15. Can athletes resume strenuous exercise after hernia surgery?
Avoid lifting heavy objects (10 kg or more), sudden exertion (such as sneezing, coughing) or vigorous exercise within three weeks after surgery to avoid damage to the reconstructed tissue structure and reduce the possibility of recurrence.
After a month, you can start brisk walking, light running, golfing and other sports, as long as there is no pain, and then gradually increase the amount of exercise.
It is better to start playing vigorous sports three months after surgery, such as basketball, football, badminton and weight training.

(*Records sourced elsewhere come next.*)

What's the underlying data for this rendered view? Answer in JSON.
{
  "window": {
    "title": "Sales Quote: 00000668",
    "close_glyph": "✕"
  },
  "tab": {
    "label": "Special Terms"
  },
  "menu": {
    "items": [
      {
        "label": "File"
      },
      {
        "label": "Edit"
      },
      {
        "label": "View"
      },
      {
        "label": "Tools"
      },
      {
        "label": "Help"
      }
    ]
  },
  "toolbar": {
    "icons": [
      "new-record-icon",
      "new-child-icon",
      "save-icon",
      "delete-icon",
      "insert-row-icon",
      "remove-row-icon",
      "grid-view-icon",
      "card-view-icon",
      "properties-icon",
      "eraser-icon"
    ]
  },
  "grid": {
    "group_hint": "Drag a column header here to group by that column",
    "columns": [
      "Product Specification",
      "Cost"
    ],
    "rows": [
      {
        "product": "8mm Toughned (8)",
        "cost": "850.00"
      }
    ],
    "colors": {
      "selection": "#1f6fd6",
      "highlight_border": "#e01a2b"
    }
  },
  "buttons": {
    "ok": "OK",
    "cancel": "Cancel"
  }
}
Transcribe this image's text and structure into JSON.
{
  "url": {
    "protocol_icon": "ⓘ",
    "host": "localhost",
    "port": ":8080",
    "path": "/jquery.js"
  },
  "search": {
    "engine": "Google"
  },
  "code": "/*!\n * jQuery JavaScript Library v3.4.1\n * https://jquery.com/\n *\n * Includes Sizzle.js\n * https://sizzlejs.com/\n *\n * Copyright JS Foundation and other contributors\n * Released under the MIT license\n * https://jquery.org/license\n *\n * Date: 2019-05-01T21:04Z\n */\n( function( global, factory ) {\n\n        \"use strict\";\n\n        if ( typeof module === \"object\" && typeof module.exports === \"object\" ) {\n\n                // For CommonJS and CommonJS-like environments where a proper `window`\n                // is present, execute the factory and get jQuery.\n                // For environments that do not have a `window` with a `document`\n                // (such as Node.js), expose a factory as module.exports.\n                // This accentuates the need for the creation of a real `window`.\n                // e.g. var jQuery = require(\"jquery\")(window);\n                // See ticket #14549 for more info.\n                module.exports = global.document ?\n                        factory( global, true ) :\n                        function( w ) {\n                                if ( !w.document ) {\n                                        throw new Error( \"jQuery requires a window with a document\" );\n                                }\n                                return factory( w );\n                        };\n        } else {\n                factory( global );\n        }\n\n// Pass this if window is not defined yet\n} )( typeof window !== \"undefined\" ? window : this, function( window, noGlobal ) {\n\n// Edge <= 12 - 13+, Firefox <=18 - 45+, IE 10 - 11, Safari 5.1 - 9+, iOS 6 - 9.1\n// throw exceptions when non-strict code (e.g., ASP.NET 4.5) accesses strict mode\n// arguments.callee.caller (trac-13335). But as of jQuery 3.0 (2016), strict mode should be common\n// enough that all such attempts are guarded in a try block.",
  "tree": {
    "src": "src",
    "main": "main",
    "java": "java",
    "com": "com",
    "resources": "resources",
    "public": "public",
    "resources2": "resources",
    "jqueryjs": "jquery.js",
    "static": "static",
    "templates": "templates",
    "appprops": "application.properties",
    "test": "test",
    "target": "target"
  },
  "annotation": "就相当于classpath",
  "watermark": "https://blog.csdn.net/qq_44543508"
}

Many professional athletes at the Taipei Hernia Center have returned to the professional sports field and regained their normal performance.
16. Can I engage in normal sexual behavior after the hernia surgery?
Hernia surgery does not affect the blood supply to the penis and the condition of the muscles. However, in order to protect the position of the hernia surgery, patients should abstain from sexual behavior for one week after surgery. You can engage in normal sexual behavior after one week after surgery.
17. When can I take a flight following discharge from hospital after surgery?
After inguinal hernia surgery, the patient can take a flight once he or she discharges from the hospital. The surgical wound and the structure right after the reconstruction will not be affected by the change of air pressure. In addition, for patients taking flights a few days after the surgery who want to carry baggage, it is recommended to avoid sudden exertion of force when lifting baggage. Please ask others to assist in carrying luggage if necessary. Many patients who come to Taiwan to have the surgery from North America, Hong Kong, mainland China, South Africa, and Paraguay take their flight on the next day or a few days after surgery. They follow the doctor’s advice, feel comfortable, and return successfully to their respective home countries.